History of Letterpress Printing
Letterpress printing is a technique of relief printing using a printing press, a process by which many copies are produced by repeated direct impression of an inked, raised surface against sheets or a continuous roll of paper. A worker composes and locks movable type into the “bed” or “chase” of a press, inks it, and presses paper against it to transfer the ink from the type which creates an impression on the paper.
In practice, letterpress also includes other forms of relief printing with printing presses, such as wood engravings, photo-etched zinc “cuts” (plates), and linoleum blocks, which can be used alongside metal type, or wood type, in a single operation, as well as stereotypes and electrotypes of type and blocks. With certain letterpress units it is also possible to join movable type with slugs cast using hot metal typesetting. In theory, anything that is “type high” or .918 inches can be printed using letterpress.
Letterpress printing was the normal form of printing text from its invention by Johannes Gutenberg in the mid-15th century until the 19th century and remained in wide use for books and other uses until the second half of the 20th century. Letterpress printing remained the primary way to print and distribute information until the twentieth century, when offset printing was developed, which largely supplanted its role in printing books and newspapers. All forms of data collection were affected by the invention of letterpress printing, as were many careers such as teachers, preachers, physicians and surgeons and artist-engineers. More recently, letterpress printing has seen a revival in an artisan form.

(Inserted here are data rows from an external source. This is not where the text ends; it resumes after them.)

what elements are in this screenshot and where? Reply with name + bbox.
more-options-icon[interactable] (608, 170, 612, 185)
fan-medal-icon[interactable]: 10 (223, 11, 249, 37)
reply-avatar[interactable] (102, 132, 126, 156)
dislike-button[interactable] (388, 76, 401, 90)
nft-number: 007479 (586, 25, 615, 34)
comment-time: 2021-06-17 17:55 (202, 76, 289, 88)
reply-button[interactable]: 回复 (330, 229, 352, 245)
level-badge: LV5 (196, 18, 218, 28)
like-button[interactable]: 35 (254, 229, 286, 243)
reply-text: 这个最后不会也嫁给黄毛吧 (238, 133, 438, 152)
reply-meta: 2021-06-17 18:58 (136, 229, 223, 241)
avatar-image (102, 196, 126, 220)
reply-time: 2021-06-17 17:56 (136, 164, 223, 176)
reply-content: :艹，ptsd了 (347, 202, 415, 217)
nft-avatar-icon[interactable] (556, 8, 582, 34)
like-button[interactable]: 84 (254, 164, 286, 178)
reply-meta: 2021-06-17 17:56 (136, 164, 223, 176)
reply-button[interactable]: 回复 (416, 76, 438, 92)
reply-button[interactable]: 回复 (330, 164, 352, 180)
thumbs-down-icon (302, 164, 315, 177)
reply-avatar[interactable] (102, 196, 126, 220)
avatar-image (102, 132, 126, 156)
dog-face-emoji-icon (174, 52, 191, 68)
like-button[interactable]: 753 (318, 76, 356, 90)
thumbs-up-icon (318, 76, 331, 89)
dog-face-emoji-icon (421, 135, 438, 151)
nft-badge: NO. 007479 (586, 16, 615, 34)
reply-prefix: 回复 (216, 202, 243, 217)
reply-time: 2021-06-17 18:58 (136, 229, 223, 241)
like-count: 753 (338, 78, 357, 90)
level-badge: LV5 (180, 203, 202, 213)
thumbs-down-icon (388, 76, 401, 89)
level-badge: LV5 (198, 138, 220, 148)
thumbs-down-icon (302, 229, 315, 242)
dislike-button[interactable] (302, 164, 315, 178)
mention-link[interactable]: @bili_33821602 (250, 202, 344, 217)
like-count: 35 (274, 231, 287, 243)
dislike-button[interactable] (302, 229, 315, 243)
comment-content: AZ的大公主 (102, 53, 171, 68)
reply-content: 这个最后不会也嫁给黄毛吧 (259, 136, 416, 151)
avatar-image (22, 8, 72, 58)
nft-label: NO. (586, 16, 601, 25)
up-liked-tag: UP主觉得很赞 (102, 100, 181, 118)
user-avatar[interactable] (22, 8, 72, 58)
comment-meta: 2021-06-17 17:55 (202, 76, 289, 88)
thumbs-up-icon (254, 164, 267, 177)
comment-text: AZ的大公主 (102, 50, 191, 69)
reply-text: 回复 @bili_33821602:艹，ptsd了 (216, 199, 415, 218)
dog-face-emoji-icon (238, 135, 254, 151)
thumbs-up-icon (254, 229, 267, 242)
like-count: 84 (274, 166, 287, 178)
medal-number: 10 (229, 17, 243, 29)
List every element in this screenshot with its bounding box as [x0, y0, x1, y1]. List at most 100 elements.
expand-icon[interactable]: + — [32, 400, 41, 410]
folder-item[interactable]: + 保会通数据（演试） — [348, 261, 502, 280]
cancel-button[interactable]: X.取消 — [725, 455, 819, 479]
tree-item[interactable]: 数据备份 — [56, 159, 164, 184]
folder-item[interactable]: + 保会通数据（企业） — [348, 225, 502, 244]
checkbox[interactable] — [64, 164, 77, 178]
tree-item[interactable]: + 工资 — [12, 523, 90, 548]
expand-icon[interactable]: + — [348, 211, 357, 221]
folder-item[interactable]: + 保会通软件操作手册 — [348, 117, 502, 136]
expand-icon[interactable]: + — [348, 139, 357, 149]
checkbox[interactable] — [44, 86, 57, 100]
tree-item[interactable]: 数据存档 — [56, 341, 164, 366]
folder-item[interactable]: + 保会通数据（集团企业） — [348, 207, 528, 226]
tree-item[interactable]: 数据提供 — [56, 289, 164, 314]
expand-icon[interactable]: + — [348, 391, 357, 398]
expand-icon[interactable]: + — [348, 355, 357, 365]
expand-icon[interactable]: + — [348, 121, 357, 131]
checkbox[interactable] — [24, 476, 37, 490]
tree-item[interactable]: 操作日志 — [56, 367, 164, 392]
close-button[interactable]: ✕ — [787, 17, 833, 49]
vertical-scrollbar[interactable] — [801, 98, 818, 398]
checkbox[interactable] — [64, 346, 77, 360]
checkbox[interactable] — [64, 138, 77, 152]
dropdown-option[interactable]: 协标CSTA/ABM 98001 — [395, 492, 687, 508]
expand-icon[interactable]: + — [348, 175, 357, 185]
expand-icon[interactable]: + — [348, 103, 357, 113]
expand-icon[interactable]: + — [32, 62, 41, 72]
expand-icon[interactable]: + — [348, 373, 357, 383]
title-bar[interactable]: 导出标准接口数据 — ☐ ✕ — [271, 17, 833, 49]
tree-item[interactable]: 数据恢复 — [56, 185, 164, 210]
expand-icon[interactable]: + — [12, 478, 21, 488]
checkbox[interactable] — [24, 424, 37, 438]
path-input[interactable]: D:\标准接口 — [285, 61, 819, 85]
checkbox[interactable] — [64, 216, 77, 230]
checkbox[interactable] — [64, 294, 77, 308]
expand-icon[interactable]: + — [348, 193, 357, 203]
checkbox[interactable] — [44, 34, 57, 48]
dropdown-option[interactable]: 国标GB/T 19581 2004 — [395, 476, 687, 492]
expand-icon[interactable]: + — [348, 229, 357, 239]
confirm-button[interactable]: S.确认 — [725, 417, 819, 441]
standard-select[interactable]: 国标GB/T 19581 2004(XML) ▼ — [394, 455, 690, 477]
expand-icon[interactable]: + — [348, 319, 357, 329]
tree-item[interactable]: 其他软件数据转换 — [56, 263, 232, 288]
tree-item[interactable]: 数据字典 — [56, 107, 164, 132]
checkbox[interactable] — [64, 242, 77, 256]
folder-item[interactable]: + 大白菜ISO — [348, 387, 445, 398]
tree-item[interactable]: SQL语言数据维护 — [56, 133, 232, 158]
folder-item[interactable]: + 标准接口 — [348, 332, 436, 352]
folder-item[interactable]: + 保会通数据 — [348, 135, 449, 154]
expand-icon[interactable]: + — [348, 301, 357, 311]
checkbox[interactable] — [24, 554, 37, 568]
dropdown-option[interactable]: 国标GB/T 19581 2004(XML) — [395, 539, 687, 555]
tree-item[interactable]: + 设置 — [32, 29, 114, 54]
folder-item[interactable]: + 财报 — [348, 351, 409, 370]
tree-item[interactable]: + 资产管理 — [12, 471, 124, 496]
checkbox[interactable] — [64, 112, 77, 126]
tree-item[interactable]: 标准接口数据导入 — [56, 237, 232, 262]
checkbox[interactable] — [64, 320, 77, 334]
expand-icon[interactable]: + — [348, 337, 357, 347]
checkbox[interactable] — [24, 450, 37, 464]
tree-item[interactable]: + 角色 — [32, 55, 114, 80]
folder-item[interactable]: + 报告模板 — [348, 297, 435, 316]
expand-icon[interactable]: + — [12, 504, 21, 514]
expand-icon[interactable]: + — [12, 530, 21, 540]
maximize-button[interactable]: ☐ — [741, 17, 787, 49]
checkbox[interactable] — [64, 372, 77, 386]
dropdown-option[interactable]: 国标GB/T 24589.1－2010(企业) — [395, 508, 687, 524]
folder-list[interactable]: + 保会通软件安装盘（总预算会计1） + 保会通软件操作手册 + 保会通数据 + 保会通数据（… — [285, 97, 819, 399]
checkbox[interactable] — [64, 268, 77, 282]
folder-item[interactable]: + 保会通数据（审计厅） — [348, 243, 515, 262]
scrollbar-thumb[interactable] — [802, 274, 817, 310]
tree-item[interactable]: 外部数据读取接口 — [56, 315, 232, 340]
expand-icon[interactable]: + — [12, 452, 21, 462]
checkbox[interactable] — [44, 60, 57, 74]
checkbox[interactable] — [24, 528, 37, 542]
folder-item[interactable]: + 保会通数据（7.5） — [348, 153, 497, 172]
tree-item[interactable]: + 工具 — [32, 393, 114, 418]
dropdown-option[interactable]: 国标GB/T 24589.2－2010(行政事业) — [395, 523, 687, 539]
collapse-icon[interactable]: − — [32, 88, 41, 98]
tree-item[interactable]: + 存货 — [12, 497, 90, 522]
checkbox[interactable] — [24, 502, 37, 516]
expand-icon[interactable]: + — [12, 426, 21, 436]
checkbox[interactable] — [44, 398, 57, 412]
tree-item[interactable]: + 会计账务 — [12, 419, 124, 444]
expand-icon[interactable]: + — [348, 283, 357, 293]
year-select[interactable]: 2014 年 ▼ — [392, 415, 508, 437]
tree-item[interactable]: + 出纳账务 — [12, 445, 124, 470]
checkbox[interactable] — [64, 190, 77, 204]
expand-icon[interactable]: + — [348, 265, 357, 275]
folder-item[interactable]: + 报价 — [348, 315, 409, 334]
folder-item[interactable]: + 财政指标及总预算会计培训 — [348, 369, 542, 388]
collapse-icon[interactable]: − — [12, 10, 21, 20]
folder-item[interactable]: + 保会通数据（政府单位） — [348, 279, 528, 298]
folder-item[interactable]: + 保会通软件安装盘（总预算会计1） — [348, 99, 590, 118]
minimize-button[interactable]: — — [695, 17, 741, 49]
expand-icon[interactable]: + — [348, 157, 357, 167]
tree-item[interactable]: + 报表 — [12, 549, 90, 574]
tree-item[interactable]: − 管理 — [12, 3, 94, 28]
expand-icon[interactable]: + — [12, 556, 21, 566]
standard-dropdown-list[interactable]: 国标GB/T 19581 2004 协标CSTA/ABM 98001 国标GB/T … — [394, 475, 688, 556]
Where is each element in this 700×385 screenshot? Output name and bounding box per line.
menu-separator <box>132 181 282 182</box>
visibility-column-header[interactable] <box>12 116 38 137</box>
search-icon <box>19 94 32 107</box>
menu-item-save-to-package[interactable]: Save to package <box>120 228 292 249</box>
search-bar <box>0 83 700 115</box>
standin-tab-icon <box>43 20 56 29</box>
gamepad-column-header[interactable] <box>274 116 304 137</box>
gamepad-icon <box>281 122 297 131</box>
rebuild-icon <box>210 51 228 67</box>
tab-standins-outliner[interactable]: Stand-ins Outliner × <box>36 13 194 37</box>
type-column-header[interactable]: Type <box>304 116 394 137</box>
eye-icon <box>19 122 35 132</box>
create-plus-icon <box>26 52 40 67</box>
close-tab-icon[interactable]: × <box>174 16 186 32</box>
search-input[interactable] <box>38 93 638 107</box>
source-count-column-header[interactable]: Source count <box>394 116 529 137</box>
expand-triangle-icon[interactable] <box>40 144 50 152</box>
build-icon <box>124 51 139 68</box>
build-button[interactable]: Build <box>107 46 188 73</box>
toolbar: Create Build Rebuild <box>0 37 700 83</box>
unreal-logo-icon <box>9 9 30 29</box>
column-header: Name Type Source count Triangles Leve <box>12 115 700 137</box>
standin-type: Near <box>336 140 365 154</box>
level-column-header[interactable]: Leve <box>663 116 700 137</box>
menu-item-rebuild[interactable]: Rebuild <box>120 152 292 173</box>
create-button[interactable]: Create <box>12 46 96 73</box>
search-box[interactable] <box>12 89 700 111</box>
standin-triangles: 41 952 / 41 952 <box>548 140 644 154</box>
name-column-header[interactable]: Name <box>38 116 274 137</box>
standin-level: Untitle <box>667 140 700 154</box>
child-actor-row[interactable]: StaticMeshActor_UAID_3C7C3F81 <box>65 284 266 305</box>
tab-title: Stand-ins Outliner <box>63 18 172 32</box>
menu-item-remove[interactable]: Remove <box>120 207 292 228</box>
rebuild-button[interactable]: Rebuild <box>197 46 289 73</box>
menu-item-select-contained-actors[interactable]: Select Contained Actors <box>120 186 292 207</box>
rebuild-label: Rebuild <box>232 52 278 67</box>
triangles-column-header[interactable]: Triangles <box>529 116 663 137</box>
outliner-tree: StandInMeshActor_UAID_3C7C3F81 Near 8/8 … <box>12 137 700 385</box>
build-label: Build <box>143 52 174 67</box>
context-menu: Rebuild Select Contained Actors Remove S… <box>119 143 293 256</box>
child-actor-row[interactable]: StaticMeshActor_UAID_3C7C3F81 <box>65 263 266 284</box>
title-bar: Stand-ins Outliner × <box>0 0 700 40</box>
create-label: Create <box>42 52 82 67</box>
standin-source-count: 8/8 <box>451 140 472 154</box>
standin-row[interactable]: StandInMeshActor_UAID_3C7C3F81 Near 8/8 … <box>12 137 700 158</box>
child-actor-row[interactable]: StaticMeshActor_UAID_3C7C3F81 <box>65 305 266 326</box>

Johannes Gutenberg is credited with the development in the western hemisphere, in about 1440, of modern movable type printing from individually cast, reusable letters set together in a form (frame or chase). Movable type was first invented in China using ceramic type in 1040 AD and the Koreans developed movable metal type in 1100 AD. Gutenberg also invented a wooden printing press, based on the extant wine press, where the type surface was inked with leather covered ink balls and paper laid carefully on top by hand, then slid under a padded surface and pressure applied from above by a large threaded screw. It was Gutenburg’s “screw press” or hand press that was used to print 180 copies of the Bible. At 1,282 pages, it took him and his staff of 20 almost 3 years to complete. 48 copies remain intact today. This form of press work gradually replaced the hand copied manuscripts of scribes and illuminators as the most prevalent form of printing. Printers’ workshops, previously unknown in Europe before the mid-1400’s, were found in every important metropolis by 1500. Later metal presses used a knuckle and lever arrangement instead of the screw, but the principle was the same. Ink rollers made of composition made inking faster and paved the way for further automation.